Thursday, 13 March 2008

Biblical wisdom, Biblical folly

What does it mean to be wise, and what does it mean to be foolish?

In the modern west, we're trained to think of these things in terms of "cleverness". Professor Boffins is wise, for he has many letters after his name. The Bible, though teaches something radically different.

In Biblical terms, the foolish person is not the slow person. It is rather the person who leaves God out of their thinking. On the other side of the coin, the wise man is the person who begins his thinking with his Maker. The two classic verses on these subjects are these:
"The fear of the LORD is the beginning of knowledge: but fools despise wisdom and instruction." - Proverbs 1:7
"The fool has said in his heart, 'There is no God.'"- Psalm 14:1
To modern secular thinkers, this itself sounds foolish. To the modern secularist, "religion" is something personal, private and doubtful. The philosophers, theologians and others can discuss it - but it's something of a side-issue as far as the daily mechanics of life are concerned.

Given, though, the reality of God, the Bible's teaching on wisdom and folly is actually the only thing that can fit with it. Modern secularism is really atheism in a poor disguise. Given that we are created and live in a created universe, sustained at all times by our Maker - what could be more stupid than to treat him as irrelevant or a debatable point? In him we live, move and have our being. We cannot keep our own souls alive; he is the basis for all the essential phenomena of human life: our existence and consciousness as personal, willing and acting moral beings: maker, sustainer, provider and final judge. It follows as night follows day that wisdom means to walk in his fear and to seek him. To behave as if we are independent of him is the highest foolishness.

The Bible, then, treats wisdom and folly not as intellectual matters but as moral ones. You can be a professor at Oxford University and yet one of the most foolish men on the planet. Which brings us on to the Bible's explanation of just why people like Richard Dawkins take the stance they do. Psalm 14:1, begun above, continues as follows:

"They are corrupt, they have done abominable works, there is none that does good."

God's word traces the human tendency to leave him out of our thinking to a prior moral failure. We say "no God" and act that way, because we want to. We desire there to be no God: we wish to act autonomously, as if we were answerable to no-one. It suits us to call ourselves "boss", and do as we feel is best for our own interests.
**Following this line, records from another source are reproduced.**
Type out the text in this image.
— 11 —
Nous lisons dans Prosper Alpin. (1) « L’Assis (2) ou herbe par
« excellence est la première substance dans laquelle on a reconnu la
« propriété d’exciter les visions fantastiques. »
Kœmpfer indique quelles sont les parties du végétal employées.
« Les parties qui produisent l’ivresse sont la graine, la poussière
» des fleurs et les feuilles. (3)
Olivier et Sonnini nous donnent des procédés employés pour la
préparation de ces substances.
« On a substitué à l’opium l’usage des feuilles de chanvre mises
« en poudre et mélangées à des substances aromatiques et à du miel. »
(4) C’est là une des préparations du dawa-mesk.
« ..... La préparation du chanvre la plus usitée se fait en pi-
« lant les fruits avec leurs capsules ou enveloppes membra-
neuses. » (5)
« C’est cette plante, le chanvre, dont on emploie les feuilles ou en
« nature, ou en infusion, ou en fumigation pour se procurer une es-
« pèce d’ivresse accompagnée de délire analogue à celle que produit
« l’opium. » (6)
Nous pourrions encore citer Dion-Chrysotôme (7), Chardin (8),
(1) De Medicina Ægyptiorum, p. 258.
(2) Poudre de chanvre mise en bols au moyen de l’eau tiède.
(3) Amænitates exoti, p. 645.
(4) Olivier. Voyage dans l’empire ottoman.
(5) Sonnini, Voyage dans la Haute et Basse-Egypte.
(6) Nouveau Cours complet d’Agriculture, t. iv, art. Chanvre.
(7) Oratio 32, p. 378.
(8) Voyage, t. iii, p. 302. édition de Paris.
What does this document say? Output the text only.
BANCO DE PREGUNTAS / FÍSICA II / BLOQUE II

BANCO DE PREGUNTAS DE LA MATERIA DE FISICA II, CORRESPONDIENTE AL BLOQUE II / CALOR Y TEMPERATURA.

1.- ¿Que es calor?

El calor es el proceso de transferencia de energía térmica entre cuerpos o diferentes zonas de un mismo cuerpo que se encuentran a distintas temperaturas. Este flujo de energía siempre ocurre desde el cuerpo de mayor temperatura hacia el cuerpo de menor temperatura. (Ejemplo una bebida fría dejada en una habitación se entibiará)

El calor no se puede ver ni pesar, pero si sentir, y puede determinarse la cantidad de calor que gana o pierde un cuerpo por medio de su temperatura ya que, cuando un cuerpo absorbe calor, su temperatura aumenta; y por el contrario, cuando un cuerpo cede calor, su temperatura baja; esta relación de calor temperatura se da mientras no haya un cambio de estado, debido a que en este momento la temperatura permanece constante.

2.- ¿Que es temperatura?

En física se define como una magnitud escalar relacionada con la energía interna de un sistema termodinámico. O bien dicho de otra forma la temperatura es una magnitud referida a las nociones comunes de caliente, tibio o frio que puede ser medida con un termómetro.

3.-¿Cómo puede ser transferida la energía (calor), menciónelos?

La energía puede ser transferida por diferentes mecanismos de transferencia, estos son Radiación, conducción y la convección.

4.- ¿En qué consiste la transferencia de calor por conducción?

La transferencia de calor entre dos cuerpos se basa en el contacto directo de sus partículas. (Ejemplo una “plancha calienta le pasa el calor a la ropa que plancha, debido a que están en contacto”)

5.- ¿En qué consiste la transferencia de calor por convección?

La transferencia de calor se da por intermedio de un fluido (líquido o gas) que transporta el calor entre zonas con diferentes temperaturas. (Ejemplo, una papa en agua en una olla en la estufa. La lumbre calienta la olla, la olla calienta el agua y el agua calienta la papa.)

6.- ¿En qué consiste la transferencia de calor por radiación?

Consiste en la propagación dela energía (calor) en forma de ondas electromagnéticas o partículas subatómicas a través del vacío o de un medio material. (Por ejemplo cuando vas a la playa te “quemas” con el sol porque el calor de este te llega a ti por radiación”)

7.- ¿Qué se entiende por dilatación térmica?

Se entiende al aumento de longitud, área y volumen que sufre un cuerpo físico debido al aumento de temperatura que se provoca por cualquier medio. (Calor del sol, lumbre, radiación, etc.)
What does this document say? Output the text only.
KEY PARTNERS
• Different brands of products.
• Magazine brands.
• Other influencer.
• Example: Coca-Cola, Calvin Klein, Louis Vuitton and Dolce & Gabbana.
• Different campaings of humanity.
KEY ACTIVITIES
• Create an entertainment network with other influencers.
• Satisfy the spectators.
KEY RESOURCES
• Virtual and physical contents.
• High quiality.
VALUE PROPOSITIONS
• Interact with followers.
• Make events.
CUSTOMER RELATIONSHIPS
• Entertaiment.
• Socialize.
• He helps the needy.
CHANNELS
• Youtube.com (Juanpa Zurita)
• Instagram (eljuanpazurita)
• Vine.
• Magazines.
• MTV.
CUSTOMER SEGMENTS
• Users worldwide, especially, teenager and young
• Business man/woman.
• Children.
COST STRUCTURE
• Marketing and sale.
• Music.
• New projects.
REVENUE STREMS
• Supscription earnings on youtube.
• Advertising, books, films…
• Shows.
It's hard, though, to fight against our created nature. The leopard can't remove his spots, and we can't actually achieve the autonomy we wish existed. Why do Professor Dawkins and those of his ilk get so angry about the being who they say has no existence? Would it make sense for me to lose my rag about how my wife burns my dinner every day - whilst also insisting that I'd never been married? I think not!

True wisdom is to submit to God in Jesus Christ. The Bible's explanation of wisdom and folly exposes the fact that it's not just Dawkins & co. who have a problem with folly. The roots of it lie in all our hearts, though expressed in different ways. True wisdom today means to live deliberately and self-consciously for the honour of your maker, and to believe in his Son, receiving forgiveness and power from him to live in a God-pleasing way.